Portraits in DH: Dr. Sonya Donaldson

Interviewed by Anna E. Kijas on March 12, 2021

Dr. Sonya Donaldson. Photo by Rox Campbell.

Sonya Donaldson, Ph.D. is an Associate Professor of English at New Jersey City University. She is the developer of a Black digital humanities project, Singing the Nation into Being. Donaldson was the 2016 recipient of a Mellon Career Enhancement Junior Faculty Fellowship, a 2019 Virginia Humanities Fellowship, and was recently a Visiting Scholar at the University of Virginia’s Scholars Lab. She is completing work on a book manuscript, Memory, History, and the Echoes of Diaspora and is a member of the Visionary Futures Collective

Donaldson’s interest in digital humanities stems from her work in journalism. She pursued a Ph.D. at the University of Virginia—while working as a technology editor (2000-04/2006-10) and writer (2004-2006) for Black Enterprise Magazine—moving from writing and editing pieces about technology to thinking about it pedagogically. While at UVA, Donaldson taught a technology and identities course as part of an effort to teach students about tech literacy and the ethical implications of how we use and engage with technology. This course evolved into a new one that is also the namesake of her blog, Tech & Sensibility.

The idea for her current project, Singing the Nation into Being, was inspired by a response from African-American poet and writer, Amiri Baraka, who visited UVA in 2011 as part of the Martin Luther King Jr. and Black History Month ​​celebrations. After hearing a performance by the group Black Voices of the first verse of “Lift Every Voice and Sing,” Baraka responded that there was a lot more to that song. Donaldson started thinking about that “more.” As a Jamaican immigrant, she loves this song and how “singing this song was a way of participating in Black American life and being welcomed into a community.” She sang and heard the song at Black cultural events during her childhood, but wondered why it seemed to no longer be part of Black culture and social life, at least in her own experience. Baraka’s words and her own curiosity led her to internet searches for video performances and setting up Google alerts for new videos or mentions of this song. Donaldson soon realized that there were many recorded performances by Black people who were keeping this song alive. 

One aspect that drew her in was the use of mashups, which gave people the ability to create a visual narrative while performing the song. Donaldson noted that people—complete strangers—were using similar images in their videos, including images of or related to Africa, Middle Passage, Slavery, and Barack Obama. She wondered how people were telling and making sense of the history of Africans in the Americas through this song. At this time, the project includes a sampling of about 75 videos, which Donaldson has analyzed, created brief narratives and minimal metadata about each recording. In addition, she reviewed the comments associated with the videos and thinks of “these videos as sites of memory,” and “the ephemeral archive.” Donaldson says that, “Thinking about ephemera collectively can tell us something about Black experiences, how people are articulating and understanding their relationship to Blackness, to culture, to the nation itself.” She goes on to say that “When we think about the archive and memory, I think there are ways in which the archives are constructed in a particular way that doesn’t allow for the kind of knowledge that gets circulated aurally and in an embodied form.” She believes that “A project like, Singing the Nation into Being, forces us to contend with how we formalize knowledge and value archive[s] as a particular construct. . .  there’s a lot that gets left out in terms of Black histories and Black cultures.” Although ephemera may be seen as not having value beyond a specific moment in time, Donaldson sees the digital as enabling the ephemeral object, in this case the video, “to become part of a communal site of memory” that is accessible to anyone. 

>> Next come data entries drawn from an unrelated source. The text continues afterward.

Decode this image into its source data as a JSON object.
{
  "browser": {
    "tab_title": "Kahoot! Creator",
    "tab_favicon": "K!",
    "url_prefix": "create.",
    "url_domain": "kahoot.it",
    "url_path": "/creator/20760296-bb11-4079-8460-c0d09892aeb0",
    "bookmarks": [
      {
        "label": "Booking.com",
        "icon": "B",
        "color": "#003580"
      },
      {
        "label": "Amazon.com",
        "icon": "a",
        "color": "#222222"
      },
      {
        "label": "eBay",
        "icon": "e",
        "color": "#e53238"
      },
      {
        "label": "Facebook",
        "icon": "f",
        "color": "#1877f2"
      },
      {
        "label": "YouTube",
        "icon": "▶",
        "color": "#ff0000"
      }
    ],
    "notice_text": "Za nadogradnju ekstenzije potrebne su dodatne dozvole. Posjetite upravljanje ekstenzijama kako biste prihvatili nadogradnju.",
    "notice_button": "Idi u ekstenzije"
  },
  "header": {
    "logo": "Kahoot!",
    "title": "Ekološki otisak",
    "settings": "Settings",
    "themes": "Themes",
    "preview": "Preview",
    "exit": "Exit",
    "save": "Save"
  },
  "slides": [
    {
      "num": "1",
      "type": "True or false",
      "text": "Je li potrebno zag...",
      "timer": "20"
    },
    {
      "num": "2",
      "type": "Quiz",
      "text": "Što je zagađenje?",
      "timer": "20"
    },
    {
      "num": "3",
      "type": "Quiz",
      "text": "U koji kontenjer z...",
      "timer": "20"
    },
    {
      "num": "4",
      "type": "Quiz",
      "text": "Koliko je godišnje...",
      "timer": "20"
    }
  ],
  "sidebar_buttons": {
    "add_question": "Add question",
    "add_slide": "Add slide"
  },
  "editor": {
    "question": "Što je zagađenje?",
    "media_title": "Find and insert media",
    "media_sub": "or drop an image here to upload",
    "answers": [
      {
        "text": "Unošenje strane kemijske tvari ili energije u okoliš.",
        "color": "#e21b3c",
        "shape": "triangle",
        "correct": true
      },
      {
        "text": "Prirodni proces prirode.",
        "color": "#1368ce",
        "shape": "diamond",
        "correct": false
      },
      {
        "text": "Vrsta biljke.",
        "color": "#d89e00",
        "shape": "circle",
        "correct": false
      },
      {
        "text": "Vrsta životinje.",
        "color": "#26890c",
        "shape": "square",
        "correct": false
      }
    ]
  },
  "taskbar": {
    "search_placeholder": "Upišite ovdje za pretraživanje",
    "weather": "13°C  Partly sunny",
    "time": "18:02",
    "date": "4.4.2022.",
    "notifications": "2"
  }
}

Main page of the Singing the Nation into Being

Working independently on this project, while teaching a full course load, as well as, at the time, directing a center and coordinating an academic program, brought to light a number of challenges of developing a digital humanities project. Donaldson looked to the minimal computing philosophy partly due to her frustration with the lack of support for Black DH scholars and digital humanities work in the academy. She chose to focus on the accessibility of the project and the people and groups she would be in conversation with—the students, community groups, cultural centers, and people who sing the song or want to teach the meaning of the song. Minimal computing was a way to bring clarity to what this project is about and encourage other people to remix the content.

When considering the historical reception of this song and how it has and continues to circulate, she points out that the composers, James Weldon Johnson and J. Rosamond Johnson, wished for the song to circulate and be passed down aurally, so in this sense, the ephemerality of these internet videos fulfills their wish. One of her biggest desires is for students to engage with this collection. Additionally, she would love to see this project at a national museum, such as the Smithsonian and thinks that it could help us get to some important conversations in the U.S.